Во французской стороне
На чужой планете
Предстоит учиться мне
В университете.
До чего тоскую я —
Не сказать словами.
Плачьте ж, милые друзья,
Горькими слезами.
На прощание пожмем
Мы друг другу руки
И покинет отчий дом
Мученик науки.
Вот стою, держу весло —
Через миг отчалю,
Сердце бедное свело
Скорбью и печалью.
Тихо плещется вода,
Голубая лента,
Вспоминайте иногда
Вашего студента.
Ну, так будьте же всегда
Живы и здоровы,
Верю, день придет, когда
Свидимся мы снова.
Всех вас вместе соберу,
Если на чужбине
Я случайно не помру
От своей латыни.
Если не сведут с ума
Римляне и греки,
Сочинившие тома
Для библиотеки.
Если те профессора,
Что студентов учат
Горемыку школяра
Насмерть не замучат.
Если насмерть не упьюсь
На хмельной пирушке —
Обязательно вернусь
К вам, друзья, подружки!
— Вот такая вот песня, — улыбнувшись, и будто извиняясь, проговорил менестрель и опустил глаза.
Матушка неодобрительно поджала губы.
— Эту песню написали вы? — спросила она со строгой неприязненностью.
— Нет, мадам. Это — старая песня. Она называется «Прощание со Швабией», и я прочел ее в песеннике «Кармина Бурана», составленном вагантами>{5}.
— Так вот, — продолжила начатый ею рассказ матушка, — к счастью, другой мой сын — Салентин — не пошел по пути Вилли и в прошлом, 1395 году уехал в Пруссию. Он готовится стать рыцарем в ордене Святой Девы Марии Тевтонской.
Волькенштейн согнал улыбку с лица и с видом озабоченным и хмурым, так же понимающе, кивнул снова. Это означало, что он бывал и там, и житье рыцарей в Пруссии, не столь беззаботное и веселое, как у школяров Латинского квартала, тоже знакомо ему не понаслышке.

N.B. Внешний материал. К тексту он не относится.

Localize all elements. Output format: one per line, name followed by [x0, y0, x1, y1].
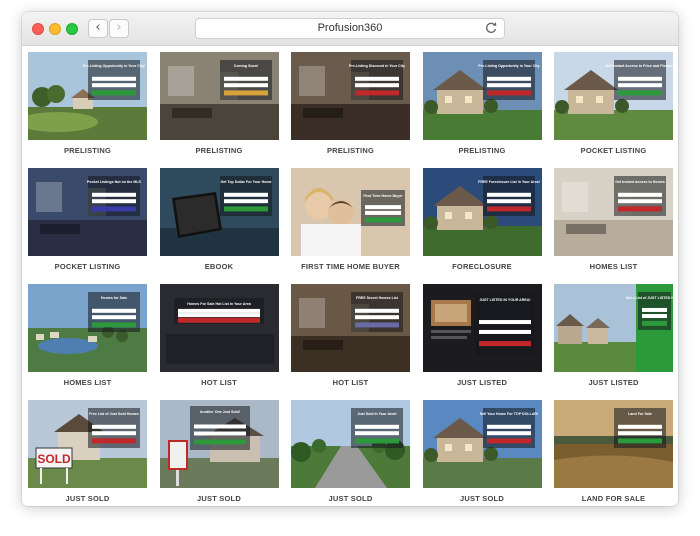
template-label[interactable]: HOMES LIST: [554, 256, 673, 277]
template-card[interactable]: Pre-Listing Opportunity in Your City! PRE…: [28, 52, 147, 161]
template-thumbnail[interactable]: Get Instant Access to Homes: [554, 168, 673, 256]
close-window-button[interactable]: [32, 23, 44, 35]
page-title: Profusion360: [317, 22, 383, 34]
template-card[interactable]: Just Sold In Your Area! JUST SOLD: [291, 400, 410, 506]
template-thumbnail[interactable]: Homes For Sale Hot List In Your Area: [159, 284, 279, 372]
template-label[interactable]: JUST LISTED: [554, 372, 673, 393]
template-thumbnail[interactable]: Sell Your Home For TOP DOLLAR!: [422, 400, 542, 488]
template-label[interactable]: JUST SOLD: [291, 488, 410, 506]
minimize-window-button[interactable]: [49, 23, 61, 35]
template-thumbnail[interactable]: Coming Soon!: [159, 52, 279, 140]
template-label[interactable]: POCKET LISTING: [554, 140, 673, 161]
template-label[interactable]: JUST SOLD: [160, 488, 279, 506]
template-card[interactable]: FREE Foreclosure List in Your Area! FOREC…: [422, 168, 542, 277]
template-label[interactable]: PRELISTING: [423, 140, 542, 161]
template-card[interactable]: FREE Secret Homes List HOT LIST: [291, 284, 410, 393]
template-card[interactable]: Homes For Sale Hot List In Your Area HOT …: [159, 284, 279, 393]
template-headline: Just Sold In Your Area!: [357, 412, 396, 416]
template-headline: Pre-Listing Discount in Your City: [349, 64, 405, 68]
zoom-window-button[interactable]: [66, 23, 78, 35]
chevron-right-icon: ›: [116, 20, 122, 35]
template-card[interactable]: Another One Just Sold! JUST SOLD: [159, 400, 279, 506]
svg-text:SOLD: SOLD: [37, 452, 71, 466]
template-label[interactable]: EBOOK: [160, 256, 279, 277]
template-label[interactable]: JUST SOLD: [28, 488, 147, 506]
template-thumbnail[interactable]: Land For Sale: [554, 400, 673, 488]
template-headline: FREE Secret Homes List: [356, 296, 399, 300]
template-headline: Coming Soon!: [233, 64, 258, 68]
template-label[interactable]: FIRST TIME HOME BUYER: [291, 256, 410, 277]
template-label[interactable]: PRELISTING: [160, 140, 279, 161]
template-label[interactable]: PRELISTING: [291, 140, 410, 161]
template-thumbnail[interactable]: Get a List of JUST LISTED Homes: [554, 284, 673, 372]
template-headline: Pre-Listing Opportunity in Your City!: [83, 64, 145, 68]
template-headline: Another One Just Sold!: [199, 410, 239, 414]
template-card[interactable]: Pre-Listing Opportunity in Your City PREL…: [422, 52, 542, 161]
template-thumbnail[interactable]: Get Instant Access to Price and Pictures: [554, 52, 673, 140]
template-label[interactable]: HOT LIST: [160, 372, 279, 393]
template-label[interactable]: HOMES LIST: [28, 372, 147, 393]
template-thumbnail[interactable]: Pre-Listing Opportunity in Your City!: [28, 52, 147, 140]
template-headline: Pre-Listing Opportunity in Your City: [478, 64, 539, 68]
template-thumbnail[interactable]: Pre-Listing Opportunity in Your City: [422, 52, 542, 140]
browser-window: ‹ › Profusion360 Pre-Listing Opportunity…: [22, 12, 678, 506]
template-card[interactable]: Land For Sale LAND FOR SALE: [554, 400, 673, 506]
template-label[interactable]: LAND FOR SALE: [554, 488, 673, 506]
address-bar[interactable]: Profusion360: [195, 18, 505, 39]
template-headline: Get Instant Access to Price and Pictures: [606, 64, 673, 68]
title-bar: ‹ › Profusion360: [22, 12, 678, 46]
template-card[interactable]: Get a List of JUST LISTED Homes JUST LIST…: [554, 284, 673, 393]
template-headline: Get a List of JUST LISTED Homes: [626, 296, 673, 300]
template-thumbnail[interactable]: SOLD Free List of Just Sold Homes: [28, 400, 147, 488]
template-headline: Homes for Sale: [101, 296, 127, 300]
template-card[interactable]: Pocket Listings Not on the MLS POCKET LIS…: [28, 168, 147, 277]
template-headline: Free List of Just Sold Homes: [89, 412, 139, 416]
back-button[interactable]: ‹: [88, 19, 108, 38]
template-thumbnail[interactable]: First Time Home Buyer: [291, 168, 410, 256]
template-label[interactable]: FORECLOSURE: [423, 256, 542, 277]
template-thumbnail[interactable]: Another One Just Sold!: [159, 400, 279, 488]
chevron-left-icon: ‹: [95, 20, 101, 35]
template-thumbnail[interactable]: JUST LISTED IN YOUR AREA!: [422, 284, 542, 372]
reload-icon[interactable]: [484, 21, 498, 35]
template-label[interactable]: POCKET LISTING: [28, 256, 147, 277]
template-thumbnail[interactable]: Pocket Listings Not on the MLS: [28, 168, 147, 256]
template-thumbnail[interactable]: Homes for Sale: [28, 284, 147, 372]
template-headline: First Time Home Buyer: [363, 194, 403, 198]
template-headline: FREE Foreclosure List in Your Area!: [478, 180, 540, 184]
template-thumbnail[interactable]: Just Sold In Your Area!: [291, 400, 410, 488]
template-label[interactable]: PRELISTING: [28, 140, 147, 161]
template-card[interactable]: Get Top Dollar For Your Home EBOOK: [159, 168, 279, 277]
template-card[interactable]: SOLD Free List of Just Sold Homes JUST SOL…: [28, 400, 147, 506]
template-headline: Get Instant Access to Homes: [615, 180, 665, 184]
template-headline: Land For Sale: [628, 412, 652, 416]
template-card[interactable]: First Time Home Buyer FIRST TIME HOME BUY…: [291, 168, 410, 277]
forward-button[interactable]: ›: [109, 19, 129, 38]
template-card[interactable]: Sell Your Home For TOP DOLLAR! JUST SOLD: [422, 400, 542, 506]
template-thumbnail[interactable]: FREE Foreclosure List in Your Area!: [422, 168, 542, 256]
template-card[interactable]: Get Instant Access to Homes HOMES LIST: [554, 168, 673, 277]
template-label[interactable]: HOT LIST: [291, 372, 410, 393]
template-headline: Get Top Dollar For Your Home: [220, 180, 271, 184]
template-headline: JUST LISTED IN YOUR AREA!: [479, 298, 530, 302]
template-label[interactable]: JUST LISTED: [423, 372, 542, 393]
template-card[interactable]: JUST LISTED IN YOUR AREA! JUST LISTED: [422, 284, 542, 393]
template-headline: Sell Your Home For TOP DOLLAR!: [479, 412, 537, 416]
template-label[interactable]: JUST SOLD: [423, 488, 542, 506]
template-card[interactable]: Pre-Listing Discount in Your City PRELIST…: [291, 52, 410, 161]
template-thumbnail[interactable]: Pre-Listing Discount in Your City: [291, 52, 410, 140]
template-card[interactable]: Coming Soon! PRELISTING: [159, 52, 279, 161]
template-card[interactable]: Homes for Sale HOMES LIST: [28, 284, 147, 393]
template-thumbnail[interactable]: Get Top Dollar For Your Home: [159, 168, 279, 256]
template-card[interactable]: Get Instant Access to Price and Pictures…: [554, 52, 673, 161]
template-headline: Pocket Listings Not on the MLS: [87, 180, 142, 184]
template-thumbnail[interactable]: FREE Secret Homes List: [291, 284, 410, 372]
template-headline: Homes For Sale Hot List In Your Area: [187, 302, 251, 306]
template-grid: Pre-Listing Opportunity in Your City! PRE…: [28, 52, 673, 506]
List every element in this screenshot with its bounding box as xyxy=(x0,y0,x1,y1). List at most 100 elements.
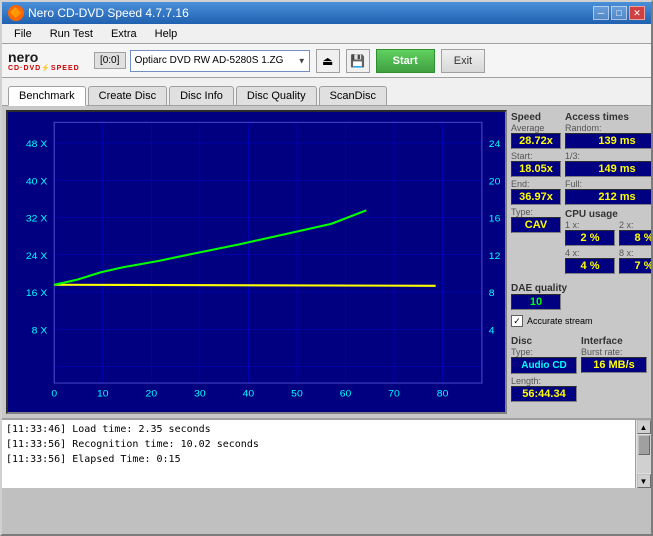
scroll-down-button[interactable]: ▼ xyxy=(637,474,651,488)
scroll-up-button[interactable]: ▲ xyxy=(637,420,651,434)
drive-index-label: [0:0] xyxy=(94,52,126,69)
disc-type-label: Type: xyxy=(511,347,577,357)
accurate-stream-row: ✓ Accurate stream xyxy=(511,315,647,327)
end-value: 36.97x xyxy=(511,189,561,205)
svg-text:24: 24 xyxy=(489,140,501,150)
disc-length-value: 56:44.34 xyxy=(511,386,577,402)
cpu-1x-label: 1 x: xyxy=(565,220,615,230)
log-line-3: [11:33:56] Elapsed Time: 0:15 xyxy=(6,452,631,467)
svg-text:30: 30 xyxy=(194,389,206,399)
save-button[interactable]: 💾 xyxy=(346,49,370,73)
svg-text:24 X: 24 X xyxy=(26,251,48,261)
start-value: 18.05x xyxy=(511,161,561,177)
tab-create-disc[interactable]: Create Disc xyxy=(88,86,167,105)
log-line-1: [11:33:46] Load time: 2.35 seconds xyxy=(6,422,631,437)
speed-label: Speed xyxy=(511,112,561,123)
scroll-thumb[interactable] xyxy=(638,435,650,455)
svg-text:40 X: 40 X xyxy=(26,177,48,187)
full-sub-label: Full: xyxy=(565,179,653,189)
svg-text:10: 10 xyxy=(97,389,109,399)
menu-run-test[interactable]: Run Test xyxy=(42,26,101,42)
svg-text:20: 20 xyxy=(146,389,158,399)
chart-area: 48 X 40 X 32 X 24 X 16 X 8 X 24 20 16 12… xyxy=(6,110,507,414)
minimize-button[interactable]: ─ xyxy=(593,6,609,20)
menu-file[interactable]: File xyxy=(6,26,40,42)
svg-text:4: 4 xyxy=(489,326,495,336)
nero-logo-text: nero xyxy=(8,50,38,64)
cpu-8x-block: 8 x: 7 % xyxy=(619,248,653,274)
chart-svg: 48 X 40 X 32 X 24 X 16 X 8 X 24 20 16 12… xyxy=(8,112,505,412)
cpu-4x-label: 4 x: xyxy=(565,248,615,258)
svg-text:48 X: 48 X xyxy=(26,140,48,150)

— И вот, — матушка кивнула в мою сторону, — мой самый маленький — Ханс. — При слове «маленький» она улыбнулась, а я смутился еще больше.
— Вы богатая женщина, мадам, — вступил в разговор Волькенштейн. — Все ваши сыновья служат и учатся, как и пристало благородным рыцарям. Ну, а что касается Иоганна — о, как я был благодарен за этого «Иоганна»! — то сам Бог предопределил ему путь крестоносца.
Матушке это явно не понравилось.
— Почему же, господин фон Волькенштейн? — спросила она сухо.
— Охотно отвечу, мадам. Ваш старший сын унаследовал не только место маршала при дворе, но и в свое время станет единственным законным хозяином замка Шильтберг и всех иных владений и угодий, принадлежащих вашей семье. Судьба двух других сыновей в их собственных руках: один будет служить пером, другой — мечом. А вот Иоганну придется заботиться о себе самому.
— Я уверена, что Герлах никогда не оставит Ханса, — чуть обиженно проговорила матушка.